Like many people, I had such high hopes for this summer. I had planned to go on a road trip through several cities. I was going to eat at fun restaurants, take pictures on scenic vistas, and get lost in a crowd late some summer evening. I’d saved the money, made the plans, and had all the dates circled on my calendar.
Then COVID-19 arrived.
So, yeah, I’ll now be spending the summer at home. I’ll admit I’m disappointed but there’s always next year, and I’m sure many of you are feeling the same way too. But what about our students? It’s summer and all the pools, restaurants, and movie theaters are closed. Family vacation has most likely turned into a family staycation. They can’t even spend time with their friends without standing six feet apart!
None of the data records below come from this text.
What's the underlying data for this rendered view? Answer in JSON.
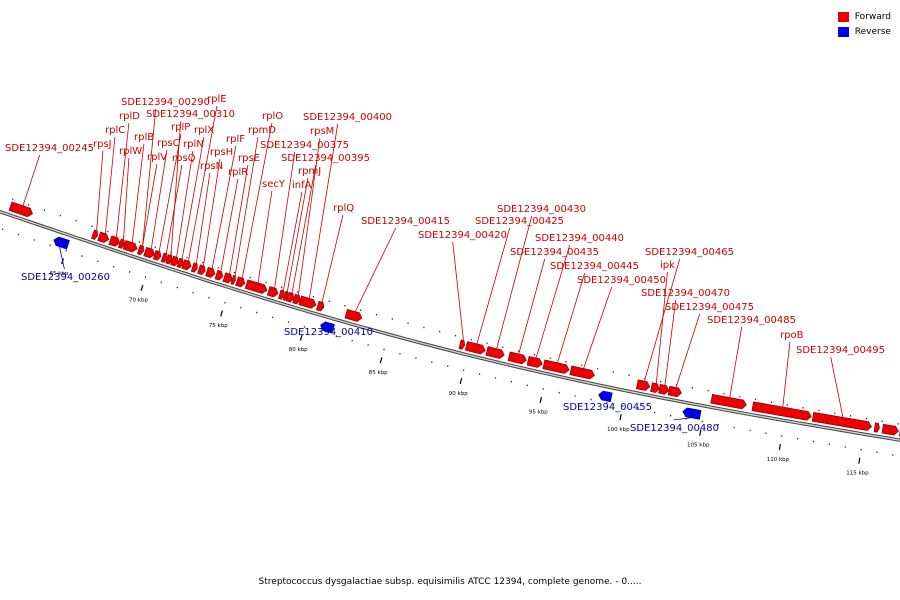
{
  "legend": [
    {
      "label": "Forward",
      "color": "#ee0000"
    },
    {
      "label": "Reverse",
      "color": "#0000ee"
    }
  ],
  "title": "Streptococcus dysgalactiae subsp. equisimilis ATCC 12394, complete genome. - 0.....",
  "colors": {
    "forward": "#ee0000",
    "reverse": "#0000ee",
    "backbone": "#888888",
    "label_forward": "#cc0000",
    "label_reverse": "#0000aa"
  },
  "scale": {
    "unit": "kbp",
    "major_ticks": [
      65,
      70,
      75,
      80,
      85,
      90,
      95,
      100,
      105,
      110,
      115
    ]
  },
  "features": [
    {
      "name": "SDE12394_00245",
      "strand": "forward",
      "start": 61.0,
      "end": 62.4
    },
    {
      "name": "rpsJ",
      "strand": "forward",
      "start": 66.2,
      "end": 66.5
    },
    {
      "name": "rplC",
      "strand": "forward",
      "start": 66.6,
      "end": 67.2
    },
    {
      "name": "rplD",
      "strand": "forward",
      "start": 67.3,
      "end": 67.9
    },
    {
      "name": "rplW",
      "strand": "forward",
      "start": 67.9,
      "end": 68.2
    },
    {
      "name": "rplB",
      "strand": "forward",
      "start": 68.2,
      "end": 69.0
    },
    {
      "name": "SDE12394_00290",
      "strand": "forward",
      "start": 69.1,
      "end": 69.4
    },
    {
      "name": "rpsC",
      "strand": "forward",
      "start": 69.5,
      "end": 70.1
    },
    {
      "name": "rplV",
      "strand": "forward",
      "start": 69.1,
      "end": 69.4
    },
    {
      "name": "rplP",
      "strand": "forward",
      "start": 70.1,
      "end": 70.5
    },
    {
      "name": "rpsQ",
      "strand": "forward",
      "start": 70.6,
      "end": 70.9
    },
    {
      "name": "SDE12394_00310",
      "strand": "forward",
      "start": 70.9,
      "end": 71.2
    },
    {
      "name": "rplN",
      "strand": "forward",
      "start": 71.2,
      "end": 71.6
    },
    {
      "name": "rplX",
      "strand": "forward",
      "start": 71.6,
      "end": 71.9
    },
    {
      "name": "rplE",
      "strand": "forward",
      "start": 71.9,
      "end": 72.4
    },
    {
      "name": "rpsN",
      "strand": "forward",
      "start": 72.5,
      "end": 72.8
    },
    {
      "name": "rpsH",
      "strand": "forward",
      "start": 72.9,
      "end": 73.3
    },
    {
      "name": "rplF",
      "strand": "forward",
      "start": 73.4,
      "end": 73.9
    },
    {
      "name": "rplR",
      "strand": "forward",
      "start": 74.0,
      "end": 74.4
    },
    {
      "name": "rpsE",
      "strand": "forward",
      "start": 74.5,
      "end": 75.0
    },
    {
      "name": "rpmD",
      "strand": "forward",
      "start": 75.0,
      "end": 75.2
    },
    {
      "name": "rplO",
      "strand": "forward",
      "start": 75.3,
      "end": 75.8
    },
    {
      "name": "secY",
      "strand": "forward",
      "start": 75.9,
      "end": 77.2
    },
    {
      "name": "SDE12394_00375",
      "strand": "forward",
      "start": 77.3,
      "end": 77.9
    },
    {
      "name": "infA",
      "strand": "forward",
      "start": 78.0,
      "end": 78.3
    },
    {
      "name": "rpmJ",
      "strand": "forward",
      "start": 78.3,
      "end": 78.5
    },
    {
      "name": "SDE12394_00395",
      "strand": "forward",
      "start": 78.5,
      "end": 78.9
    },
    {
      "name": "rpsM",
      "strand": "forward",
      "start": 78.9,
      "end": 79.3
    },
    {
      "name": "SDE12394_00400",
      "strand": "forward",
      "start": 79.3,
      "end": 80.3
    },
    {
      "name": "rplQ",
      "strand": "forward",
      "start": 80.4,
      "end": 80.8
    },
    {
      "name": "SDE12394_00415",
      "strand": "forward",
      "start": 82.2,
      "end": 83.2
    },
    {
      "name": "SDE12394_00420",
      "strand": "forward",
      "start": 89.4,
      "end": 89.7
    },
    {
      "name": "SDE12394_00425",
      "strand": "forward",
      "start": 89.8,
      "end": 91.0
    },
    {
      "name": "SDE12394_00430",
      "strand": "forward",
      "start": 91.1,
      "end": 92.2
    },
    {
      "name": "SDE12394_00435",
      "strand": "forward",
      "start": 92.5,
      "end": 93.6
    },
    {
      "name": "SDE12394_00440",
      "strand": "forward",
      "start": 93.7,
      "end": 94.6
    },
    {
      "name": "SDE12394_00445",
      "strand": "forward",
      "start": 94.7,
      "end": 96.3
    },
    {
      "name": "SDE12394_00450",
      "strand": "forward",
      "start": 96.4,
      "end": 97.9
    },
    {
      "name": "SDE12394_00465",
      "strand": "forward",
      "start": 100.6,
      "end": 101.4
    },
    {
      "name": "ipk",
      "strand": "forward",
      "start": 101.5,
      "end": 102.0
    },
    {
      "name": "SDE12394_00470",
      "strand": "forward",
      "start": 102.0,
      "end": 102.6
    },
    {
      "name": "SDE12394_00475",
      "strand": "forward",
      "start": 102.6,
      "end": 103.4
    },
    {
      "name": "SDE12394_00485",
      "strand": "forward",
      "start": 105.3,
      "end": 107.5
    },
    {
      "name": "rpoB",
      "strand": "forward",
      "start": 107.9,
      "end": 111.6
    },
    {
      "name": "SDE12394_00495",
      "strand": "forward",
      "start": 111.7,
      "end": 115.4
    },
    {
      "name": "",
      "strand": "forward",
      "start": 115.6,
      "end": 115.9
    },
    {
      "name": "",
      "strand": "forward",
      "start": 116.1,
      "end": 117.1
    },
    {
      "name": "",
      "strand": "forward",
      "start": 117.2,
      "end": 118.0
    },
    {
      "name": "SDE12394_00260",
      "strand": "reverse",
      "start": 64.1,
      "end": 65.0
    },
    {
      "name": "SDE12394_00410",
      "strand": "reverse",
      "start": 80.9,
      "end": 81.7
    },
    {
      "name": "SDE12394_00455",
      "strand": "reverse",
      "start": 98.4,
      "end": 99.2
    },
    {
      "name": "SDE12394_00480",
      "strand": "reverse",
      "start": 103.7,
      "end": 104.8
    }
  ]
}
For them, this is literally the lost summer.
Preparing for Fall
Children losing their summer feels like something out of The Chronicles of Narnia. Hard as it may be for us, we likely can’t even begin to imagine their frustration. To make matters worse, the fall school year is right around the corner. We all know this coming semester is going to be difficult, but I don’t think we’ve accounted for student melancholy. It’s going to be hard to teach anything when our class is haven’t had the opportunity to rest, recharge, and recover.
How do we possibly build anticipation for the school year in such a severely despondent climate? Well, we start by mixing things up. We always knew this wasn’t going to be an ordinary school year, so why not think a little weirder? Instead of trying to teach as you normally would, try implementing the following strategies and give your students something to look forward to.
Changing the Classroom
- Student Meditation: The first step is to help students cultivate a healthy mindset. Meditation may sound like an odd edition to your curriculum, but it can work wonders by helping students overcome stress. Setting aside five to ten minutes a day for deep breathing gives your kids a chance to collect themselves and process emotions. Once finished, they’ll be refreshed and ready to resume the lesson. Sometimes all kids need is a chance to breathe.
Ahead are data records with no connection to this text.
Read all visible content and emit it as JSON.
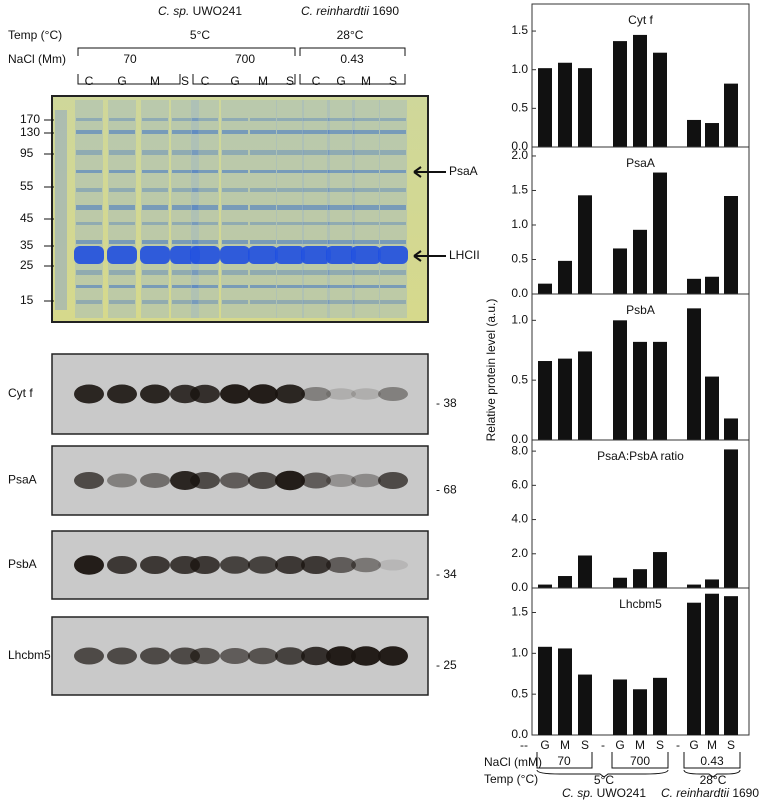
{
  "chart_data": [
    {
      "type": "bar",
      "title": "Cyt f",
      "color": "#111111",
      "ylim": [
        0,
        1.85
      ],
      "yticks": [
        {
          "value": 0,
          "label": "0.0"
        },
        {
          "value": 0.5,
          "label": "0.5"
        },
        {
          "value": 1,
          "label": "1.0"
        },
        {
          "value": 1.5,
          "label": "1.5"
        }
      ],
      "values": [
        null,
        1.02,
        1.09,
        1.02,
        null,
        1.37,
        1.45,
        1.22,
        null,
        0.35,
        0.31,
        0.82
      ]
    },
    {
      "type": "bar",
      "title": "PsaA",
      "color": "#111111",
      "ylim": [
        0,
        2.13
      ],
      "yticks": [
        {
          "value": 0,
          "label": "0.0"
        },
        {
          "value": 0.5,
          "label": "0.5"
        },
        {
          "value": 1,
          "label": "1.0"
        },
        {
          "value": 1.5,
          "label": "1.5"
        },
        {
          "value": 2,
          "label": "2.0"
        }
      ],
      "values": [
        null,
        0.15,
        0.48,
        1.43,
        null,
        0.66,
        0.93,
        1.76,
        null,
        0.22,
        0.25,
        1.42
      ]
    },
    {
      "type": "bar",
      "title": "PsbA",
      "color": "#111111",
      "ylim": [
        0,
        1.22
      ],
      "yticks": [
        {
          "value": 0,
          "label": "0.0"
        },
        {
          "value": 0.5,
          "label": "0.5"
        },
        {
          "value": 1,
          "label": "1.0"
        }
      ],
      "values": [
        null,
        0.66,
        0.68,
        0.74,
        null,
        1.0,
        0.82,
        0.82,
        null,
        1.1,
        0.53,
        0.18
      ]
    },
    {
      "type": "bar",
      "title": "PsaA:PsbA ratio",
      "color": "#111111",
      "ylim": [
        0,
        8.65
      ],
      "yticks": [
        {
          "value": 0,
          "label": "0.0"
        },
        {
          "value": 2,
          "label": "2.0"
        },
        {
          "value": 4,
          "label": "4.0"
        },
        {
          "value": 6,
          "label": "6.0"
        },
        {
          "value": 8,
          "label": "8.0"
        }
      ],
      "values": [
        null,
        0.2,
        0.7,
        1.9,
        null,
        0.6,
        1.1,
        2.1,
        null,
        0.2,
        0.5,
        8.1
      ]
    },
    {
      "type": "bar",
      "title": "Lhcbm5",
      "color": "#111111",
      "ylim": [
        0,
        1.8
      ],
      "yticks": [
        {
          "value": 0,
          "label": "0.0"
        },
        {
          "value": 0.5,
          "label": "0.5"
        },
        {
          "value": 1,
          "label": "1.0"
        },
        {
          "value": 1.5,
          "label": "1.5"
        }
      ],
      "values": [
        null,
        1.08,
        1.06,
        0.74,
        null,
        0.68,
        0.56,
        0.7,
        null,
        1.62,
        1.73,
        1.7
      ],
      "categories": [
        "--",
        "G",
        "M",
        "S",
        "-",
        "G",
        "M",
        "S",
        "-",
        "G",
        "M",
        "S"
      ]
    }
  ],
  "figure": {
    "left": {
      "temp_label": "Temp (°C)",
      "nacl_label": "NaCl (Mm)",
      "species1_italic": "C. sp.",
      "species1_strain": "UWO241",
      "species2_italic": "C. reinhardtii",
      "species2_strain": "1690",
      "temp1": "5°C",
      "temp2": "28°C",
      "nacl": [
        "70",
        "700",
        "0.43"
      ],
      "lanes": [
        "C",
        "G",
        "M",
        "S",
        "C",
        "G",
        "M",
        "S",
        "C",
        "G",
        "M",
        "S"
      ],
      "markers": [
        "170",
        "130",
        "95",
        "55",
        "45",
        "35",
        "25",
        "15"
      ],
      "arrows": [
        "PsaA",
        "LHCII"
      ],
      "blots": [
        {
          "label": "Cyt f",
          "size": "- 38"
        },
        {
          "label": "PsaA",
          "size": "- 68"
        },
        {
          "label": "PsbA",
          "size": "- 34"
        },
        {
          "label": "Lhcbm5",
          "size": "- 25"
        }
      ]
    },
    "right": {
      "ylabel": "Relative protein level (a.u.)",
      "nacl_label": "NaCl (mM)",
      "temp_label": "Temp (°C)",
      "nacl": [
        "70",
        "700",
        "0.43"
      ],
      "temp1": "5°C",
      "temp2": "28°C",
      "species1_italic": "C. sp.",
      "species1_strain": "UWO241",
      "species2_italic": "C. reinhardtii",
      "species2_strain": "1690"
    }
  }
}
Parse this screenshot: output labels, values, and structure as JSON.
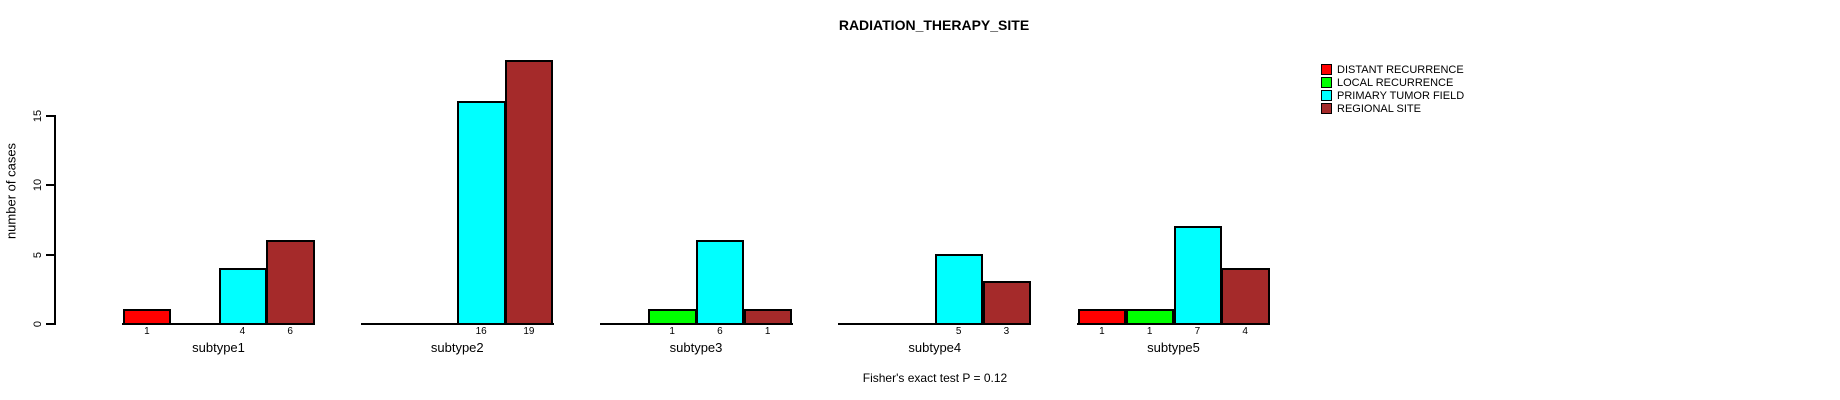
{
  "chart_data": {
    "type": "bar",
    "title": "RADIATION_THERAPY_SITE",
    "xlabel": "",
    "ylabel": "number of cases",
    "categories": [
      "subtype1",
      "subtype2",
      "subtype3",
      "subtype4",
      "subtype5"
    ],
    "series": [
      {
        "name": "DISTANT RECURRENCE",
        "color": "#FF0000",
        "values": [
          1,
          0,
          0,
          0,
          1
        ]
      },
      {
        "name": "LOCAL RECURRENCE",
        "color": "#00FF00",
        "values": [
          0,
          0,
          1,
          0,
          1
        ]
      },
      {
        "name": "PRIMARY TUMOR FIELD",
        "color": "#00FFFF",
        "values": [
          4,
          16,
          6,
          5,
          7
        ]
      },
      {
        "name": "REGIONAL SITE",
        "color": "#A52A2A",
        "values": [
          6,
          19,
          1,
          3,
          4
        ]
      }
    ],
    "yticks": [
      0,
      5,
      10,
      15
    ],
    "ylim": [
      0,
      19.3
    ],
    "grid": false,
    "legend_position": "top-right",
    "bar_value_labels": "value printed under each non-zero bar",
    "annotation": "Fisher's exact test P = 0.12",
    "background_color": "#FFFFFF",
    "axis_color": "#000000",
    "bar_border_color": "#000000"
  }
}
- Unstructured Play: While it’s tempting to build more control into the upcoming semester, we cannot underestimate the importance of unstructured play. Remember, these are kids who’ve just lost their summer and all those opportunities for free-roaming discovery. Give them time to create, to explore, to engage the world in their own way with no rules, structure, or assigned end goal. Just simple, imaginative free play. Let them rediscover that spark of wonder.
- Project-based Learning: Students want to matter. They want to know that their actions and learning lead to positive changes. Project-based learning is an ideal way to promote student curiosity, creativity, and critical-thinking while also making a meaningful impact on the world. Projects like Blue Apple’s The Dirty Truth or Take a Stand give students the opportunity to work on issues that really matter to them. When students apply their learning to challenges filled with purpose, they feel relevant and gratified.
- Cultivate Curiosity: Curiosity is the driving force behind all learning. If students lose their inquisitive nature, it will be impossible for them to learn anything! Cultivate their innate curiosity with fun facts or reflection journals. Encourage them to write down their questions and wonderings. Puzzle them with mystery boxes or collaborative games. The beauty of curiosity is that it engages the mind and compels us forward.
- Encourage Ownership: Lastly, make students an equal partner in their own learning. By encouraging student ownership, you not only get kids to invest in their education, you give them the tools they need to thrive. Work with them to create classroom rule and protocol. Allow them greater voice and choice in homework assignments. Make meaningful detours in lessons to give them a new perspective. Sometimes the best thing we can do for them is to take a step back.
Choose to Smile
It’s easy to look ahead and see nothing but challenges in the new semester, but this is also a season of opportunity. We have the chance to make this an extraordinary year for our students. We can show them that learning doesn’t have to be a straight line. That even in the shadow of COVID-19 there are opportunities to grow, laugh, and explore the world around them. Let’s do our best to give them back a little bit of summer.